Mon, Mar 27, 2017 | updated 06:07 AM IST

'Vegan' dinosaurs' tale of success

Updated: Jul 15, 2016 11:07 IST

Washington D.C, Jul 15 (ANI): Flesh-eating Tyrannosaurus rex may be the most well-known and iconic dinosaur, but it turns out some of the most successful of these prehistoric reptiles were actually vegetarian.

A new study from the University of Bristol, led by Eddy Strickson, has presented clear evidence about how plant-eating dinosaurs evolved.

In the rich dinosaur deposits of North America, hundreds of skeletons of plant-eaters are found for every T. rex. But how did they survive and proliferate? Was it down to innovation or stimulus by plant evolution?

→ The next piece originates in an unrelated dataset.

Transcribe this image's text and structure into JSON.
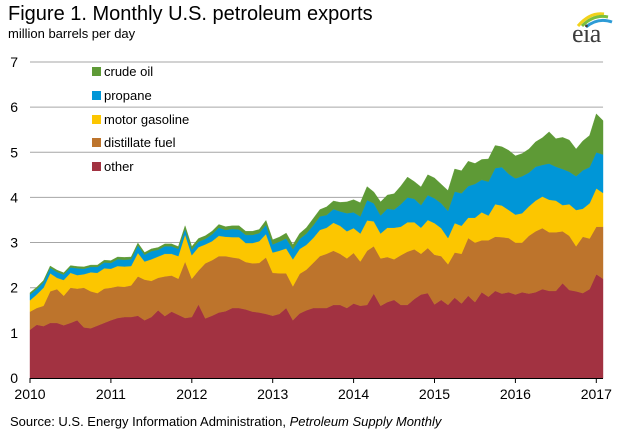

Eddy Strickson said: "The plant-eating ornithopods showed four evolutionary bursts; one in the middle of the Jurassic, and the other three in a cluster around 80 million years ago in the Late Cretaceous. This was down to innovation in their jaws and improved efficiency."

Plants were evolving fast during the Mesozoic, with the rise of cycads, conifers, and especially the angiosperms or flowering plants in the Cretaceous. However, the evolution of ornithopod dinosaur jaws and teeth did not show any response to these changes in availability of plants.

Co-leader Albert Prieto-Marquez said: "Some of the immensely successful duck-billed hadrosaurs of the Late Cretaceous might have been eating flowering plants, but their tooth wear patterns, and especially close study of their coprolites - that's fossil poops - shows they were conifer specialists, designed to crush and digest the oily, tough needles and cones."

Co-leader Tom Stubbs added: "Our work has been done using new methods of evolutionary analysis. Up to now, many evolutionary studies of this kind have been quite circumstantial, but we have been able to identify times of intensive evolution using objective, numerical methods."

Over 150 million years, many hundreds of dinosaurs came and went, but in the end they all died out 66 million years ago. The new work helps confirm another recently published, and controversial, claim that most dinosaurs were already in decline 40 million years before the meteorite struck and finished them off.